OpenGate part of fresh crop of GPs to join Ownership Works

Employee ownership serves OpenGate’s performance objectives, managing partner Andrew Nikou said, as it emphasizes financial literacy and encourages workers 'to think like owners.'

OpenGate Capital is one of several new backers of Ownership Works, as employee ownership continues to gain traction in the private equity industry.

The firm is the latest to sign on to Ownership Works, a non-profit dedicated to promoting shared ownership in the workplace. It follows nine other GP joiners in the past 16 months: Advent International, Citation, Crossplane Capital, Frontenac, Investment Management Corp of Ontario, Riverside Company, Shoreline Equity, Sterling Group and TA Associates.

Ownership Works is in conversations with roughly 15 more private equity prospects, executive director Anna-Lisa Miller told Buyouts.

OpenGate was motivated by its “long-held commitment to being part of the solution with respect to expanding economic opportunity,” founder and managing partner Andrew Nikou said.

“Employee ownership is near and dear to my heart,” he said, “because it is key to solving the wealth gap and bettering the bottom 25 percent of households in America.”

Andrew Nikou, OpenGate Capital

This commitment was shown last year in Andrew Nikou Foundation’s sponsorship of The Barber of Little Rock, an Oscar-nominated film about Arkansas barber Arlo Washington, who founded a community bank to help narrow the racial wealth gap. Nikou was the executive producer.

Employee ownership also serves OpenGate’s performance objectives, he said, as it emphasizes financial literacy and encourages workers “to think like owners.” Incorporating a broad-based shared equity approach in the firm’s value-creation plan will create “tremendous alignment,” he said, and address business challenges like productivity and retention.

Further, employee ownership will provide “a massive incentive” when OpenGate is recruiting executives for the portfolio, he said, especially in second-tier management.

Ownership Works was founded in 2021 by Pete Stavros, KKR’s co-head of global private equity. It has since seen steady growth as GPs and others – in all, 84 groups, including banks, foundations and public companies – endorse a goal of creating $20 billion of wealth for workers in 10 years.
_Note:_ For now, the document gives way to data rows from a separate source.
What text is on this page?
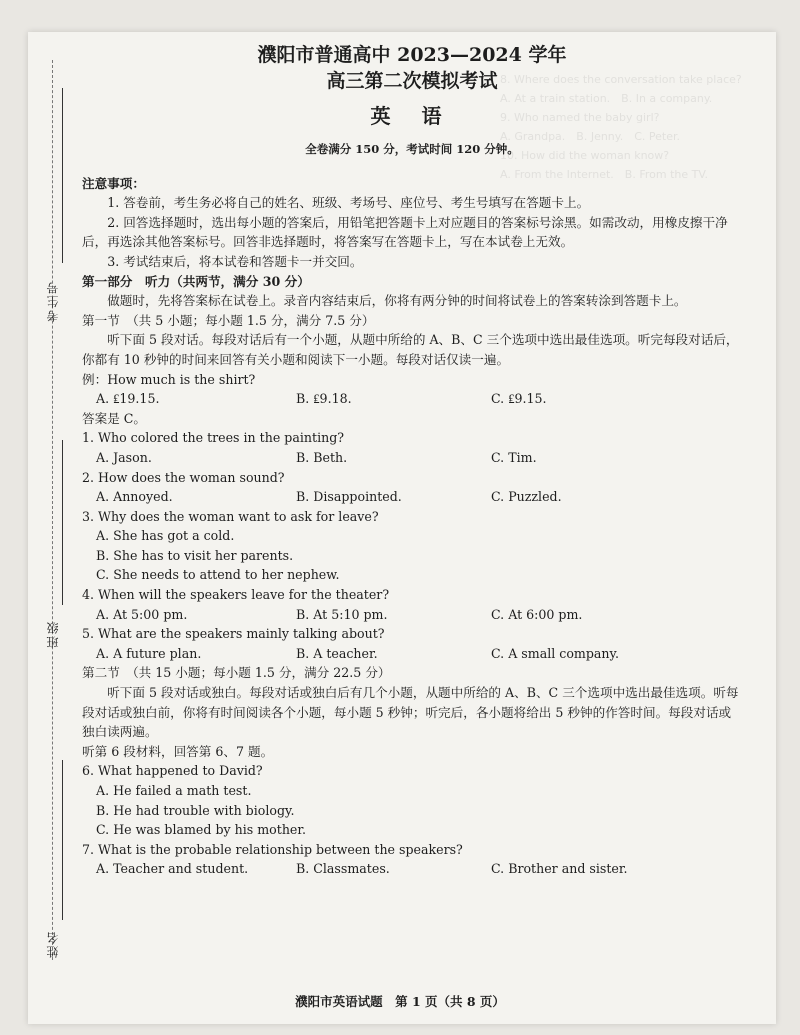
考生号
班级
姓名
濮阳市普通高中 2023—2024 学年
高三第二次模拟考试
英 语
全卷满分 150 分，考试时间 120 分钟。

注意事项：

1. 答卷前，考生务必将自己的姓名、班级、考场号、座位号、考生号填写在答题卡上。

2. 回答选择题时，选出每小题的答案后，用铅笔把答题卡上对应题目的答案标号涂黑。如需改动，用橡皮擦干净后，再选涂其他答案标号。回答非选择题时，将答案写在答题卡上，写在本试卷上无效。

3. 考试结束后，将本试卷和答题卡一并交回。

第一部分　听力（共两节，满分 30 分）

做题时，先将答案标在试卷上。录音内容结束后，你将有两分钟的时间将试卷上的答案转涂到答题卡上。

第一节　（共 5 小题；每小题 1.5 分，满分 7.5 分）

听下面 5 段对话。每段对话后有一个小题，从题中所给的 A、B、C 三个选项中选出最佳选项。听完每段对话后，你都有 10 秒钟的时间来回答有关小题和阅读下一小题。每段对话仅读一遍。

例：How much is the shirt?

A. ₤19.15.	B. ₤9.18.	C. ₤9.15.

答案是 C。

1. Who colored the trees in the painting?

A. Jason.	B. Beth.	C. Tim.

2. How does the woman sound?

A. Annoyed.	B. Disappointed.	C. Puzzled.

3. Why does the woman want to ask for leave?

A. She has got a cold.

B. She has to visit her parents.

C. She needs to attend to her nephew.

4. When will the speakers leave for the theater?

A. At 5:00 pm.	B. At 5:10 pm.	C. At 6:00 pm.

5. What are the speakers mainly talking about?

A. A future plan.	B. A teacher.	C. A small company.

第二节　（共 15 小题；每小题 1.5 分，满分 22.5 分）

听下面 5 段对话或独白。每段对话或独白后有几个小题，从题中所给的 A、B、C 三个选项中选出最佳选项。听每段对话或独白前，你将有时间阅读各个小题，每小题 5 秒钟；听完后，各小题将给出 5 秒钟的作答时间。每段对话或独白读两遍。

听第 6 段材料，回答第 6、7 题。

6. What happened to David?

A. He failed a math test.

B. He had trouble with biology.

C. He was blamed by his mother.

7. What is the probable relationship between the speakers?

A. Teacher and student.	B. Classmates.	C. Brother and sister.
濮阳市英语试题　第 1 页（共 8 页）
Private equity as ‘catalyst’

Bringing on more GP partners is essential to Ownership Works’ continued growth, Miller said, because “private equity could be a catalyst” for other types of organizations deciding if employee ownership is “the right fit for them.”

Ownership Works’ original 19 GP backers pledged to introduce employee ownership in at least three portfolio companies. As part of its mission, the non-profit’s 30-person team facilitates this process with hands-on support, providing models, tools and resources to help implement shared equity programs in a range of companies and sectors.

Anna-Lisa Miller, Ownership Works

“We have a few off-the-shelf models to walk through with our partners,” Miller said. They include templates provided by firms like KKR, which began practicing shared ownership in its control investing in 2011. KKR today has schemes in more than 40 portfolio companies across its global platform.

Among its founding partners, Ownership Works reports 98 board-approved shared equity programs executed in businesses that are private equity-owned, impacting about 146,000 workers (as of March).

OpenGate, a transatlantic investor in mid-market companies in industrials, technology, consumer and business services sectors, is already launching “our first program,” Nikou said. The establishment is a North American business services provider.

As a specialist in carve-out and turnaround deals, OpenGate expects employee ownership to be well-suited to complex situations. “With turnarounds, it’s particularly important that the mission is aligned, that the plan is aligned,” he said. “You’re only as good as your workers.”

At present, Ownership Works has 30 partners in the private equity industry. Along with those named above, they include Apollo Global Management, Ares Management, L Catterton, Leonard Green & Partners, Oak Hill Capital, Silver Lake, TPG and Warburg Pincus.